The first hint of critical success came in 1957, when Mitchell was featured in ArtNews’s “....Paints a Picture” column. “Mitchell Paints a Picture,” written by prominent critic Irving Sandler, profiled the artist for the major magazine.
In 1961, Russell Mitchell Gallery staged the first major exhibition of Mitchell’s work, and in 1972 she was recognized with her first major museum show, at the Everson Museum of Art in Syracuse, NY. Soon after, in 1974, she was given a show at New York’s Whitney Museum, thus cementing her legacy.

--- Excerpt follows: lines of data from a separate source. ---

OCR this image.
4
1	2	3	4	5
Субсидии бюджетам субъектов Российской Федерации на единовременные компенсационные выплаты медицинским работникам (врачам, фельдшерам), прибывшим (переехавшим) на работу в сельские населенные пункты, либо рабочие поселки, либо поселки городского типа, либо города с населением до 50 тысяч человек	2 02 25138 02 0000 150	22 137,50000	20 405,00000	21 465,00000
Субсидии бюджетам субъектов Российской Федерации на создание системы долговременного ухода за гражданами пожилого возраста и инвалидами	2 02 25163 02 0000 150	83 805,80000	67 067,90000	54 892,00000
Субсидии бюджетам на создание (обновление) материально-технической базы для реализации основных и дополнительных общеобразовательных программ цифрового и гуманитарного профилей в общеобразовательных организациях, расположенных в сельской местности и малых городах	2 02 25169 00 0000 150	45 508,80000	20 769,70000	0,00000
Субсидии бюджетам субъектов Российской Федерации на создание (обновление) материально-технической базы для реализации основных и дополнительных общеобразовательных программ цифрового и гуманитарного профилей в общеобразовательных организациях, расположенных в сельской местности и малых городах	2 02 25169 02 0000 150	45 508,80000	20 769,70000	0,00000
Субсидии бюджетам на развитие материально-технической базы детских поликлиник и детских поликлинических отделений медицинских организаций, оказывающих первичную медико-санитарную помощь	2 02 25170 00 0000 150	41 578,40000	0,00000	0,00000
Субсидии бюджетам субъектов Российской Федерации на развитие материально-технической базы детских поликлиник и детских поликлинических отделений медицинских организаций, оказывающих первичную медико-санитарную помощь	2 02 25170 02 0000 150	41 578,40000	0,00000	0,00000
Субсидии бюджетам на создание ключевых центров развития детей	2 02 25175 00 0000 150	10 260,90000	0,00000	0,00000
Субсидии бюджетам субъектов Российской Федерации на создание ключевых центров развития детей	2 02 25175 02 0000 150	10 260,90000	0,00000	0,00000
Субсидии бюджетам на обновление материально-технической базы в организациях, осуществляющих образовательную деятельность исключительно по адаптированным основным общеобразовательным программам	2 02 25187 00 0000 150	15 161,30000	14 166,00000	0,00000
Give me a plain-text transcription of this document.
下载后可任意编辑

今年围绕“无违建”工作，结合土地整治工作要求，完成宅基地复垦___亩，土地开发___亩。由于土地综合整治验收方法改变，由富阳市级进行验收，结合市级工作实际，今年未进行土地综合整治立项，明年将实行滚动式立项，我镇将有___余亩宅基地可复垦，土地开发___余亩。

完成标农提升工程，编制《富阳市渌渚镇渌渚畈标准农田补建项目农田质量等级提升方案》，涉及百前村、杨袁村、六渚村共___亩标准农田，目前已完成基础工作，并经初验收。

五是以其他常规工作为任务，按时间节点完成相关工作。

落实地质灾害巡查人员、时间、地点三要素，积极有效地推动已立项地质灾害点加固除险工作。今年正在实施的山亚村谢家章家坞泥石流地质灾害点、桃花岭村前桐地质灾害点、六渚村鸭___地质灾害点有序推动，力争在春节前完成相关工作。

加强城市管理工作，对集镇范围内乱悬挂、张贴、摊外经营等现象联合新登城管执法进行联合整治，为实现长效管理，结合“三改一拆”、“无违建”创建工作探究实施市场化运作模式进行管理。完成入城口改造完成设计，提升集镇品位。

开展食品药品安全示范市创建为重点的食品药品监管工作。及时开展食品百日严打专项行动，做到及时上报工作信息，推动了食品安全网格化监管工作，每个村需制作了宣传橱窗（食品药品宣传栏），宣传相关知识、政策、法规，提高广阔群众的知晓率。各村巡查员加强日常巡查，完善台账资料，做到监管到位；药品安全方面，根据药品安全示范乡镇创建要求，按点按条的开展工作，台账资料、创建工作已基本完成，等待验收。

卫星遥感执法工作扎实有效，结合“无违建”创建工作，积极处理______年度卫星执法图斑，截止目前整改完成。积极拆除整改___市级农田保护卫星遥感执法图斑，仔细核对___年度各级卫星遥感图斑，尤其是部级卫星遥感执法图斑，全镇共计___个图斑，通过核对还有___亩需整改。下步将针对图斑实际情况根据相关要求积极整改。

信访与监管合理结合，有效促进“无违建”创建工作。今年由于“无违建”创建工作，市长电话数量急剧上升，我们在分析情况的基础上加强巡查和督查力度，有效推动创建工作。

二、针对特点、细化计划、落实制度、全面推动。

The last decade of Mitchell’s life saw continued critical success. A life-long smoker, Joan Mitchell died of lung cancer in Paris at the age of 67 in 1992.
Mitchell’s work was by no means conventional, as she frequently used her fingers, rags, and other instruments she had lying around to apply paint to her canvas. The result is an impactful emotional encounter with her canvases, though Mitchell was often reticent to describe what emotions she was feeling at the painting’s inception and why.
Mitchell is often labeled as an Abstract Expressionist, but she deviated from stereotypes of the movement in her deliberateness and distance from her work. She began a canvas not by emotional impulse as her forefathers Pollock and Kline may have, but rather worked from a preconceived mental image. Listening to classical music as she worked, she would regard her work in progress from a distance in order to monitor its progress. Far from the canvas as “arena,” a term coined by critic Harold Rosenberg in reference to the Abstract Expressionists, Mitchell’s process reveals the premeditated vision she had for her work.